Views are invited on the tolerable standard being included in the repairing standard and other possible changes to the repairing standard relating to -

  • Safe kitchens
  • Food storage
  • Central heating
  • Lead free pipes
  • Safe access to common facilities
  • Safe and secure common doors
  • Thermostatic mixing valves
  • Residual current devices
  • Asbestos surveys
  • Private water supply risk assessment
  • Capacity for fridges and freezers
  • Safe oil systems
  • Sound insulation

By taking steps to include some or all of these elements in the repairing standard, the private rented housing stock will improve over time to the benefit of tenants who will experience improved living conditions and landlords who will be taking steps to safeguard investment in their properties.


Estimated costs relating to changes to the repairing standard

The following table is an estimate of the financial impact of the elements of rented housing standards on which we seek views in this part of the consultation. It should be stressed that these are very rough estimates and actual costs are likely to vary. It does, however, help to suggest where the cost impact is likely to be highest. The timeframe is the lead-in time to allow landlords to spread the costs and include work in planned maintenance and improvements. There were an estimated 350,000 private rented homes in Scotland as at September 2016. The actual cost would vary between properties, with no cost to homes that already meet the standard.

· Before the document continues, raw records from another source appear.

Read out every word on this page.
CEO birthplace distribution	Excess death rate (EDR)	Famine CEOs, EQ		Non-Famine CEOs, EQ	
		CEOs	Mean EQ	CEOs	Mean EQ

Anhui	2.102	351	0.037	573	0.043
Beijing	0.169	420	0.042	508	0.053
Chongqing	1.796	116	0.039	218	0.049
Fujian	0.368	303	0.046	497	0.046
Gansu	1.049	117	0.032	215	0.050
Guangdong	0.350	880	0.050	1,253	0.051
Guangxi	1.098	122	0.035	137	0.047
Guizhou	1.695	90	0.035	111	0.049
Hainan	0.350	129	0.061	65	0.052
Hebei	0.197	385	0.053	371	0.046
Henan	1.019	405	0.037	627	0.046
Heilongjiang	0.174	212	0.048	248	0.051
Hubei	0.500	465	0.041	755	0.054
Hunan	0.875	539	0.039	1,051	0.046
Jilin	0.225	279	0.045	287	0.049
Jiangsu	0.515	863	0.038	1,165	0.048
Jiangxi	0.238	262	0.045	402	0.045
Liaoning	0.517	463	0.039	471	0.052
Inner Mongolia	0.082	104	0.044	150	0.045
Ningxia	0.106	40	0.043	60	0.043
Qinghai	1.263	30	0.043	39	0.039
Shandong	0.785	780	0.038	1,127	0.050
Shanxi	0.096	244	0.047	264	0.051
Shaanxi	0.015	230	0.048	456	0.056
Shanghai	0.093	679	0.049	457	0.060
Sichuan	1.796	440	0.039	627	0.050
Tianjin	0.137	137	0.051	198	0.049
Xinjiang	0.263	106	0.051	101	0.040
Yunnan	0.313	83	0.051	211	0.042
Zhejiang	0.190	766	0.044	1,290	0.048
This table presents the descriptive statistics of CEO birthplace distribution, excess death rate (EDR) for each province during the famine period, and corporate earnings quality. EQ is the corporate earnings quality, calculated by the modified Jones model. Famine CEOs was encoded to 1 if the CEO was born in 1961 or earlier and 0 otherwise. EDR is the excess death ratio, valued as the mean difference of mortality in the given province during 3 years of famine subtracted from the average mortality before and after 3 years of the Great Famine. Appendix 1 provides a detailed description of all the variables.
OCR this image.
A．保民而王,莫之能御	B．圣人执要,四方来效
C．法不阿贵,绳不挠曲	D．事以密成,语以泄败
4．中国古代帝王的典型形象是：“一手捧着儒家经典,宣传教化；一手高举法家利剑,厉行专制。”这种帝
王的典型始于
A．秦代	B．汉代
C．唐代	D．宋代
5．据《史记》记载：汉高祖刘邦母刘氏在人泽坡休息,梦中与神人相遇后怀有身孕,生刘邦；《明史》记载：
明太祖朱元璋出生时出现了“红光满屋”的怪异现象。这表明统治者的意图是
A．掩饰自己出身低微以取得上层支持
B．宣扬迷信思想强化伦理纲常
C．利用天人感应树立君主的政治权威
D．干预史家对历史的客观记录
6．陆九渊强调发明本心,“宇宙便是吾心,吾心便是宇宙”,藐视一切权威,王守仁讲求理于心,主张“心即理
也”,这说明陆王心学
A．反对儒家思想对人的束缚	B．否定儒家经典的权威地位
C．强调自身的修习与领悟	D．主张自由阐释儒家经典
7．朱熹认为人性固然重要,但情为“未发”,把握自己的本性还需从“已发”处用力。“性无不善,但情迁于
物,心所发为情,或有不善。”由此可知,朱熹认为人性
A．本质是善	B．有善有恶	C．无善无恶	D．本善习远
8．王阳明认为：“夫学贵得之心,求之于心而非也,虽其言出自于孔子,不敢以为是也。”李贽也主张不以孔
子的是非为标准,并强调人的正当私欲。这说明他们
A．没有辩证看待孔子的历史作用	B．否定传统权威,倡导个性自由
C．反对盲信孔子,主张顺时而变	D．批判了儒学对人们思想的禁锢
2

New Measure Estimated cost per property (£) Estimate of stock not currently covered Timeframe (years) Annual cost to Private Landlords (£m)
Tolerable standard 2000 5% 10 3.5
Safe kitchens 500 2% 10 0.35
Food storage 1,000 5% 10 1.8
Central Heating 4,000 1% 5 2.8
Lead free pipes 1,000 4% 5 2.8
Safe access to common facilities 500 5% 10 0.88
safe and secure common doors 50 25% 5 0.88
Thermostatic mixing valves 100 75% 12 2.2
Residual current devices 200 50% 5 7.0
Asbestos surveys 100 75% 10 2.63
PWS risk assessment 200 4% 5 0.56
Capacity for fridges/ freezers 200 2% 10 0.14
Safe oil systems 100 2% 5 0.14
Sound insulation 250 5% 5 0.88
Total 26.48 [6]

We think that the changes proposed in this part of the consultation reflect the existing best practice of many landlords and that the associated costs are relatively low, in comparison to on-going liabilities for repairs and maintenance, provided that sufficient lead in time is allowed for landlords to build improvements into scheduled maintenance and investment in property. Our intention is to engage with stakeholders where there is support for new standards to agree a reasonable lead-in period for changes to come into force. It may be appropriate to have different timescales for different elements, provided that this is not unduly complex

Total annual cost (£m)

The chart shows how these costs might be spread if the changes to standards were introduced from 2020. This would be different if elements were introduced at different times or if timescales for elements were changed - so that costs could be spread over a longer period and the annual impact reduced.